Aujourd’hui nous avons à peu près le contrôle local de la maladie grâce à la chirurgie et la radiothérapie. Nous gérons en revanche moins bien les risques de récidives des tumeurs infiltrantes et les métastases. L’identification récente de facteurs tissulaires moléculaires permettant de reconnaître les tumeurs chimiosensibles est très prometteuse.” Ces marqueurs permettraient d’éviter d’utiliser la chimiothérapie et de provoquer des effets secondaires chez les patients qui n’y sont pas sensibles et en même temps de mieux utiliser la chimiothérapie chez ceux qui sont répondeurs.

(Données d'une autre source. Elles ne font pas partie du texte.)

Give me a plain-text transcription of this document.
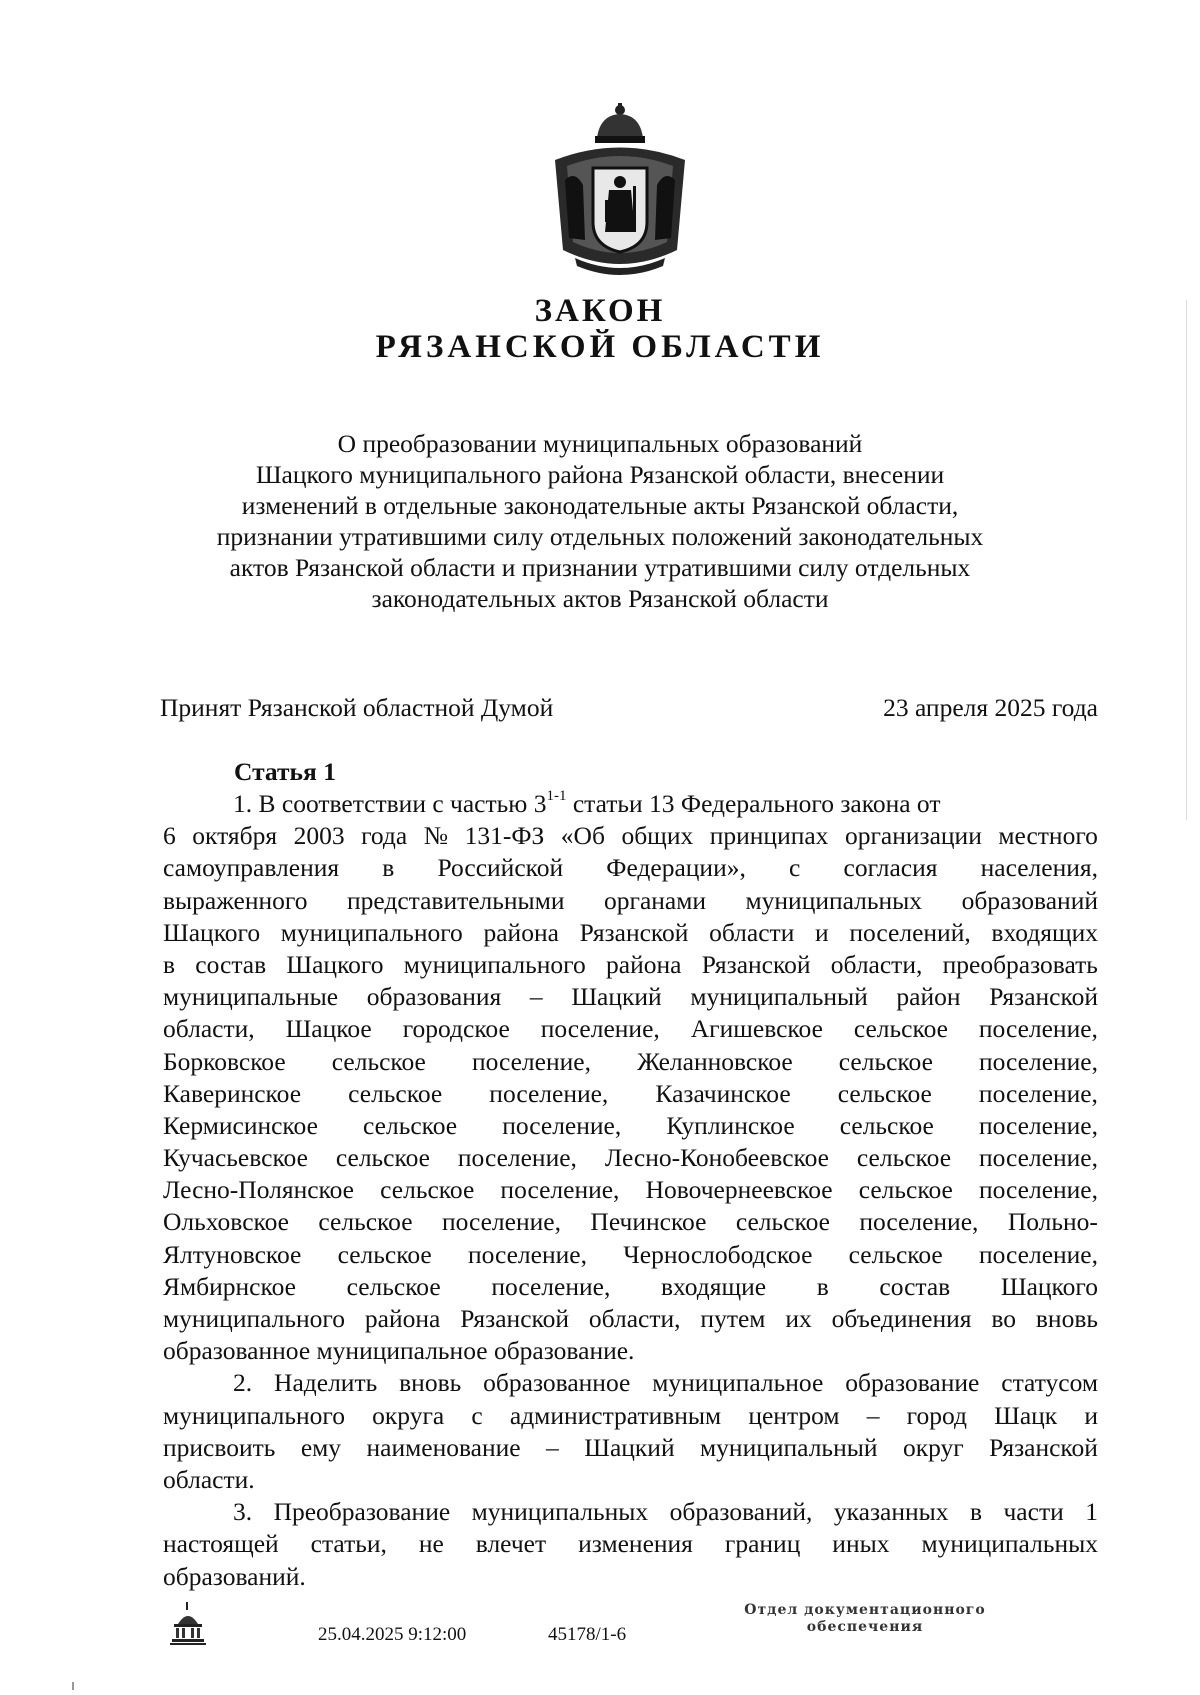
ЗАКОН
РЯЗАНСКОЙ ОБЛАСТИ
О преобразовании муниципальных образований
Шацкого муниципального района Рязанской области, внесении
изменений в отдельные законодательные акты Рязанской области,
признании утратившими силу отдельных положений законодательных
актов Рязанской области и признании утратившими силу отдельных
законодательных актов Рязанской области
Принят Рязанской областной Думой	23 апреля 2025 года
Статья 1
1. В соответствии с частью 3$^{1-1}$ статьи 13 Федерального закона от
6 октября 2003 года № 131-ФЗ «Об общих принципах организации местного
самоуправления в Российской Федерации», с согласия населения,
выраженного представительными органами муниципальных образований
Шацкого муниципального района Рязанской области и поселений, входящих
в состав Шацкого муниципального района Рязанской области, преобразовать
муниципальные образования – Шацкий муниципальный район Рязанской
области, Шацкое городское поселение, Агишевское сельское поселение,
Борковское сельское поселение, Желанновское сельское поселение,
Каверинское сельское поселение, Казачинское сельское поселение,
Кермисинское сельское поселение, Куплинское сельское поселение,
Кучасьевское сельское поселение, Лесно-Конобеевское сельское поселение,
Лесно-Полянское сельское поселение, Новочернеевское сельское поселение,
Ольховское сельское поселение, Печинское сельское поселение, Польно-
Ялтуновское сельское поселение, Чернослободское сельское поселение,
Ямбирнское сельское поселение, входящие в состав Шацкого
муниципального района Рязанской области, путем их объединения во вновь
образованное муниципальное образование.
2. Наделить вновь образованное муниципальное образование статусом
муниципального округа с административным центром – город Шацк и
присвоить ему наименование – Шацкий муниципальный округ Рязанской
области.
3. Преобразование муниципальных образований, указанных в части 1
настоящей статьи, не влечет изменения границ иных муниципальных
образований.
25.04.2025 9:12:00	45178/1-6
Отдел документационного
обеспечения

Une seconde piste très prometteuse : l’immunothérapie. Les cancers savent se rendre furtifs au système immunitaire. C’est en partie dû à des mécanismes d’inhibition des lymphocytes T. Le principe de l’immunothérapie consiste à “réveiller” le système immunitaire afin qu’il s’attaque au cancer. De nouvelles générations d’inhibiteurs de check-point, permettent de lever l’immunosuppression provoquée par les tumeurs. Deux anticorps en particulier sont très prometteurs pour les formes résistantes aux chimiothérapies et les formes métastatiques, les anti-PD1/PDL1 et CTLA4.

On fonde beaucoup d’espoir sur ces deux nouvelles approches,” confie le Pr Lechevallier. Par exemple, celui de faire des protocoles où l’on pourra se passer de chirurgie agressive. Compte tenu des effets secondaires de cette chirurgie très mutilante, ce serait un progrès majeur.